MPV : Comment arrivez-vous à imposer cet univers très cohérent dans un cadre de commande et sur des sujets aussi variés ?A. S. : Qu’il soit proposé par un magazine ou qu’il vienne de nous, l’essentiel est bien sûr que le sujet nous motive. En général, tout naît de la volonté de créer quelque chose à partir d’un thème que j’aime, que je veux découvrir, apprendre, visiter. Voilà pourquoi j’utilise souvent des mythes ou histoires populaires pour les reprendre à ma manière. Le plus excitant dans ce travail, c’est justement d’arriver à s’imprégner d’une époque ou d’un courant artistique, puis d’en donner une réinterprétation personnelle en trouvant le bon équilibre entre références et création.

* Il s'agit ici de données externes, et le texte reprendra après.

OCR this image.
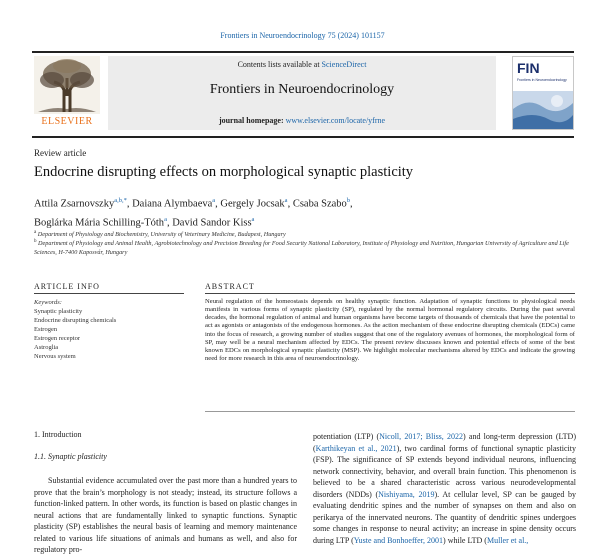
Frontiers in Neuroendocrinology 75 (2024) 101157
ELSEVIER
Contents lists available at ScienceDirect
Frontiers in Neuroendocrinology
journal homepage: www.elsevier.com/locate/yfrne
FIN
Frontiers in Neuroendocrinology
Review article
Endocrine disrupting effects on morphological synaptic plasticity
Attila Zsarnovszky$^{a,b,*}$, Daiana Alymbaeva$^a$, Gergely Jocsak$^a$, Csaba Szabo$^b$,
Boglárka Mária Schilling-Tóth$^a$, David Sandor Kiss$^a$
$^a$ Department of Physiology and Biochemistry, University of Veterinary Medicine, Budapest, Hungary
$^b$ Department of Physiology and Animal Health, Agrobiotechnology and Precision Breeding for Food Security National Laboratory, Institute of Physiology and Nutrition, Hungarian University of Agriculture and Life Sciences, H-7400 Kaposvár, Hungary
ARTICLE INFO	ABSTRACT
Keywords:
Synaptic plasticity
Endocrine disrupting chemicals
Estrogen
Estrogen receptor
Astroglia
Nervous system
Neural regulation of the homeostasis depends on healthy synaptic function. Adaptation of synaptic functions to physiological needs manifests in various forms of synaptic plasticity (SP), regulated by the normal hormonal regulatory circuits. During the past several decades, the hormonal regulation of animal and human organisms have become targets of thousands of chemicals that have the potential to act as agonists or antagonists of the endogenous hormones. As the action mechanism of these endocrine disrupting chemicals (EDCs) came into the focus of research, a growing number of studies suggest that one of the regulatory avenues of hormones, the morphological form of SP, may well be a neural mechanism affected by EDCs. The present review discusses known and potential effects of some of the best known EDCs on morphological synaptic plasticity (MSP). We highlight molecular mechanisms altered by EDCs and indicate the growing need for more research in this area of neuroendocrinology.
1. Introduction
1.1. Synaptic plasticity
Substantial evidence accumulated over the past more than a hundred years to prove that the brain’s morphology is not steady; instead, its structure follows a function-linked pattern. In other words, its function is based on plastic changes in neural actions that are fundamentally linked to synaptic functions. Synaptic plasticity (SP) establishes the neural basis of learning and memory maintenance related to various life situations of animals and humans as well, and also for regulatory pro-
potentiation (LTP) (Nicoll, 2017; Bliss, 2022) and long-term depression (LTD) (Karthikeyan et al., 2021), two cardinal forms of functional synaptic plasticity (FSP). The significance of SP extends beyond individual neurons, influencing network connectivity, behavior, and overall brain function. This phenomenon is believed to be a shared characteristic across various neurodevelopmental disorders (NDDs) (Nishiyama, 2019). At cellular level, SP can be gauged by evaluating dendritic spines and the number of synapses on them and also on perikarya of the innervated neurons. The quantity of dendritic spines undergoes some changes in response to neural activity; an increase in spine density occurs during LTP (Yuste and Bonhoeffer, 2001) while LTD (Muller et al.,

Par exemple, sur la série The Witches, chacune des quatre images devait rappeler une époque bien définie : années 20, 50, 70… tout en formant un ensemble visuel cohérent. Même chose pour la série Steampunk, une sorte de futur vu du passé vu d’aujourd’hui, vous me suivez ? Le travail de documentation prend donc une part de plus en plus importante, afin de m’approprier le thème. Et puis, il y a toujours cette part d’improvisation ‘ inconsciente ‘ au moment du montage…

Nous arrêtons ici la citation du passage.